Savage Scrolls, Volume One
- Cover of first edition
- Editor: Jason Ray Carney
- Language: English
- Genre: Fantasy
- Publisher: Pulp Hero Press
- Publication date: 2020
- Publication place: United States
- Media type: Print (paperback) and ebook
- ISBN: 978-1-68390-282-9

= Savage Scrolls, Volume One =

Savage Scrolls, Volume One: Thrilling Tales of Sword-and-Sorcery is an anthology of fantasy short stories in the sword and sorcery subgenre, edited by Jason Ray Carney. It was first published in trade paperback and ebook by Pulp Hero Press in November 2020, and takes its title from Savage Scrolls, Volume One: Scholarship from the Hyborian Age (2017), an earlier volume of literary criticism by Fred Blosser from the same publisher. Each was projected to be the first in a series; no further volumes of the Blosser title were forthcoming, but a second volume of the Carney title "is already in the works," with at least four projected in all.

==Summary==
The book collects eight sword and sorcery tales of protagonists traditional in and new to the subgenre, the former including Henry Kuttner's Elak of Atlantis and Prince Raynor, David C. Smith's Oron, and James Enge's Morlock the Maker.

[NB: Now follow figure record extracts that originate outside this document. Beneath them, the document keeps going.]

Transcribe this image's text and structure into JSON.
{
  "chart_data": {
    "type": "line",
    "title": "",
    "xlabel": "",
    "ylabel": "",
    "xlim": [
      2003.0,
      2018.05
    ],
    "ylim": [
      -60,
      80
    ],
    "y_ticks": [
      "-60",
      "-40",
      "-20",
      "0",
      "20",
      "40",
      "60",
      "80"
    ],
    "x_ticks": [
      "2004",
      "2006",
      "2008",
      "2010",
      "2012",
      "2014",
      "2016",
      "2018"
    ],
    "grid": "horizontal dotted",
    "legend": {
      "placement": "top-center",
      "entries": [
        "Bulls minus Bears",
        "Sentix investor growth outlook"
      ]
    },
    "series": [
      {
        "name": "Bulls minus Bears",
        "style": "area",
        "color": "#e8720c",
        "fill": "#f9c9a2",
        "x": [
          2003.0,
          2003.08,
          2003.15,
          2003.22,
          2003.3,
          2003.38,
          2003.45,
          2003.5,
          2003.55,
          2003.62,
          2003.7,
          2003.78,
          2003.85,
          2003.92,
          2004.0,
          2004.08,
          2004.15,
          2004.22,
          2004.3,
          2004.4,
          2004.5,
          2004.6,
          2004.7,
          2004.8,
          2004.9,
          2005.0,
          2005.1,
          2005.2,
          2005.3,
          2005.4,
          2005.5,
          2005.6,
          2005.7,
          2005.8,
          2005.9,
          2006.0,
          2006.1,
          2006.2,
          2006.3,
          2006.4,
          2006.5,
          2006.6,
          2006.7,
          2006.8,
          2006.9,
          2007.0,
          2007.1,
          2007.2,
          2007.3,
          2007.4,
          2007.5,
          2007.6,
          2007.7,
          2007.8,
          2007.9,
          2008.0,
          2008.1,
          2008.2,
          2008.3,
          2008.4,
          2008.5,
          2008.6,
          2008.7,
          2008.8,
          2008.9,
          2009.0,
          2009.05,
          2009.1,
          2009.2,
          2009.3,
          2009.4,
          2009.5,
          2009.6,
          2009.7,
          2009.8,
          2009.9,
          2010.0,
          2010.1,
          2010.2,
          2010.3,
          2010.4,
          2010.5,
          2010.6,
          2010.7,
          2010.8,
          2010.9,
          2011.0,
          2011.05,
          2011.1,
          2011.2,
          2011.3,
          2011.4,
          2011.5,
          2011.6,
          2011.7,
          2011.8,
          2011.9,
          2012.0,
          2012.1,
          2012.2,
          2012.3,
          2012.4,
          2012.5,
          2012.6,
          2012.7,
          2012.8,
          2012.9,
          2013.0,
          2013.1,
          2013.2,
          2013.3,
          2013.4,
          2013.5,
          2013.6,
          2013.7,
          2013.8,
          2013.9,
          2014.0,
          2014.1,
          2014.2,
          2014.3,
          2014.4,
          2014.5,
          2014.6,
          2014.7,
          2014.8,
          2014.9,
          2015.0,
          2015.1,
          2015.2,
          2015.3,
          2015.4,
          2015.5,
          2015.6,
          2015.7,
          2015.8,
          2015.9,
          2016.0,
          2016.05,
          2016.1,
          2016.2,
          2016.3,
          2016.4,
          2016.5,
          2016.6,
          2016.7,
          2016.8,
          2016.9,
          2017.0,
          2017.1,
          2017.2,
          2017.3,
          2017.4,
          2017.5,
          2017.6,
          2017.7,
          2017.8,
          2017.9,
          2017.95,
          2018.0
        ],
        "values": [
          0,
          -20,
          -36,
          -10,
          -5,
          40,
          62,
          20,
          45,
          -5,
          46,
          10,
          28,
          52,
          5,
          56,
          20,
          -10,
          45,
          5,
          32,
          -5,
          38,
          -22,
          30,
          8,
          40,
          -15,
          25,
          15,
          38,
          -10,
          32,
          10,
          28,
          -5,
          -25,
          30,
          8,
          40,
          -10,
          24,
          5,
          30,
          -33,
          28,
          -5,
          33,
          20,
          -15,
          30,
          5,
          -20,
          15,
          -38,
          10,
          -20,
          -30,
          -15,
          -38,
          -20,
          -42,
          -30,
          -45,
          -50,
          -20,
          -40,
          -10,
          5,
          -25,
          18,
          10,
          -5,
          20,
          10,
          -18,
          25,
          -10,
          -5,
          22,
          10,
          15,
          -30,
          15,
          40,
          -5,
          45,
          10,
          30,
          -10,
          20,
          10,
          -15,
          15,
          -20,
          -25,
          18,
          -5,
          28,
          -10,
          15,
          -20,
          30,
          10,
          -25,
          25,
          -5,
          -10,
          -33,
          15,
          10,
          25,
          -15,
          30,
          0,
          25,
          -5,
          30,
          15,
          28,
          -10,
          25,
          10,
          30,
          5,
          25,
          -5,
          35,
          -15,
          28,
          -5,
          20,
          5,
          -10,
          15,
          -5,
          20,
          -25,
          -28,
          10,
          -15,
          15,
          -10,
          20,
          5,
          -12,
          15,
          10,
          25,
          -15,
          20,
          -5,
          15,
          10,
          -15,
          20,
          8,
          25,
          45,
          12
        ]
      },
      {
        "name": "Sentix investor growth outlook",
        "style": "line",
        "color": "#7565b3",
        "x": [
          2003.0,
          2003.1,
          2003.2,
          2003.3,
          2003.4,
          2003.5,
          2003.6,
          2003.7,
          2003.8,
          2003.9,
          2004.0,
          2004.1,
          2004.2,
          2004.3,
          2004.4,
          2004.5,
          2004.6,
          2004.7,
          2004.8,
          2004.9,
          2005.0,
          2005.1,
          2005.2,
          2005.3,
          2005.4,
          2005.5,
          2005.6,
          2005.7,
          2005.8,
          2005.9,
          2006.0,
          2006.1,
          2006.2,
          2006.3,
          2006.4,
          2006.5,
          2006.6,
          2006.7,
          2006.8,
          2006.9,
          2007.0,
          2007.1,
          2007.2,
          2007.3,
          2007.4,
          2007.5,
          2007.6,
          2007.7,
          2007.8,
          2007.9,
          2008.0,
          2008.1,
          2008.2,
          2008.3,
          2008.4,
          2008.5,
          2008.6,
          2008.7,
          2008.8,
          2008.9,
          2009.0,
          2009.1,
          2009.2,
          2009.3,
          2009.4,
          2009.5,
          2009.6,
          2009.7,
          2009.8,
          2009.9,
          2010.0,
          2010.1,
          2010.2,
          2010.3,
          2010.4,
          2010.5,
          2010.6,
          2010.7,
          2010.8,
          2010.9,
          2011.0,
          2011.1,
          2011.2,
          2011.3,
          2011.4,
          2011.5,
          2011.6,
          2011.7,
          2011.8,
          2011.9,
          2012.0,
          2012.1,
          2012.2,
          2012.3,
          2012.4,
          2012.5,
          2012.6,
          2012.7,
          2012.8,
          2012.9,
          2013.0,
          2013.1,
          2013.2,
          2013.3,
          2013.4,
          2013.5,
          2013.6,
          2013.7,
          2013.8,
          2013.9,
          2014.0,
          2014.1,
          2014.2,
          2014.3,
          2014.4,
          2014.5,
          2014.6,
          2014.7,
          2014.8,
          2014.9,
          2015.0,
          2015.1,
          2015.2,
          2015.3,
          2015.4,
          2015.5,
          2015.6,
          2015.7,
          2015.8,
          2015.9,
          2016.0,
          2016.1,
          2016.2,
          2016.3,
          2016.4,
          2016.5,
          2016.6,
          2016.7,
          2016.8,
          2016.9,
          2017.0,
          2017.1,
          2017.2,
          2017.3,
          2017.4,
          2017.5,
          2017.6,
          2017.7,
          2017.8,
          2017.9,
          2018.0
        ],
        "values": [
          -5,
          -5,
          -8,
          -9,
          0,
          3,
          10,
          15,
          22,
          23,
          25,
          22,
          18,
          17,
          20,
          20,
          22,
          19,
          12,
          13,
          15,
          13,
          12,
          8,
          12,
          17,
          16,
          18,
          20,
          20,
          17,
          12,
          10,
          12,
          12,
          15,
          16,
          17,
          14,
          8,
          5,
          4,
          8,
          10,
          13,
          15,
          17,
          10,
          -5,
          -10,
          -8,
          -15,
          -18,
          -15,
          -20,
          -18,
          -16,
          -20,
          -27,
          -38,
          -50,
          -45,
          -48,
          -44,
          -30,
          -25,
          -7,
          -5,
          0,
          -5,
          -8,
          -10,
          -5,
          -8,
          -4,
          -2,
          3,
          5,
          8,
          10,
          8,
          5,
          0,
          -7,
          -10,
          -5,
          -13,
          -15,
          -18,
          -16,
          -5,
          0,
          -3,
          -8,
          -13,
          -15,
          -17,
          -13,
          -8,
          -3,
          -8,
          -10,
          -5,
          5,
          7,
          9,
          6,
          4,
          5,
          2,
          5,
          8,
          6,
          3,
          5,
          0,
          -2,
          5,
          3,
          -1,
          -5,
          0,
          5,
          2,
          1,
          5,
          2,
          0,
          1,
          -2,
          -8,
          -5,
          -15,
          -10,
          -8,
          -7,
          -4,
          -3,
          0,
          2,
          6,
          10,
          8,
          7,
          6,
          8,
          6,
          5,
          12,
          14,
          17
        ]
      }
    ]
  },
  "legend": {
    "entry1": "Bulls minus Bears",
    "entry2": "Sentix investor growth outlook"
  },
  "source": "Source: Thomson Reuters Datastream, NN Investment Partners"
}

Some are by the authors associated with the original works and others are pastiches by later writers. Two of the stories, Adrian Cole's "The Tower in the Crimson Mist" and Steve Dilks's "Tale of the Uncrowned Kings," were recycled from the publisher's aborted anthology Flashing Swords! #6 (July 2020).

==Contents==
- "Publisher's Note" (Bob McLain)
- "Introduction" (Jason Ray Carney)
- "Tower in the Crimson Mist" (Elak of Atlantis) (Adrian Cole)
- "Tale of the Uncrowned Kings" (Erich Von Tormath and Zaran) (Steve Dilks)
- "The Eyes of the Scorpion" (Shamal the Warrior) (Steve Lines)
- "Born of the Serpent" (Oron) (David C. Smith)
- "Under the Basilisk Moon" (Prince Raynor) (Fred Blosser)
- "Slave Girls for Sacrifice" (Avok the Cytheran) (D. M. Ritzlin)
- "Crypt of Stars" (Hanuvar of Volanus) (Howard Andrew Jones)
- "Laws for the Blood" (Morlock the Maker) (James Enge)
- "About the Storytellers"

==Reception==
John ONeill at blackgate.com extols the list of contributors and remarks of the book "I'm delighted to say it's a thoroughly professional production."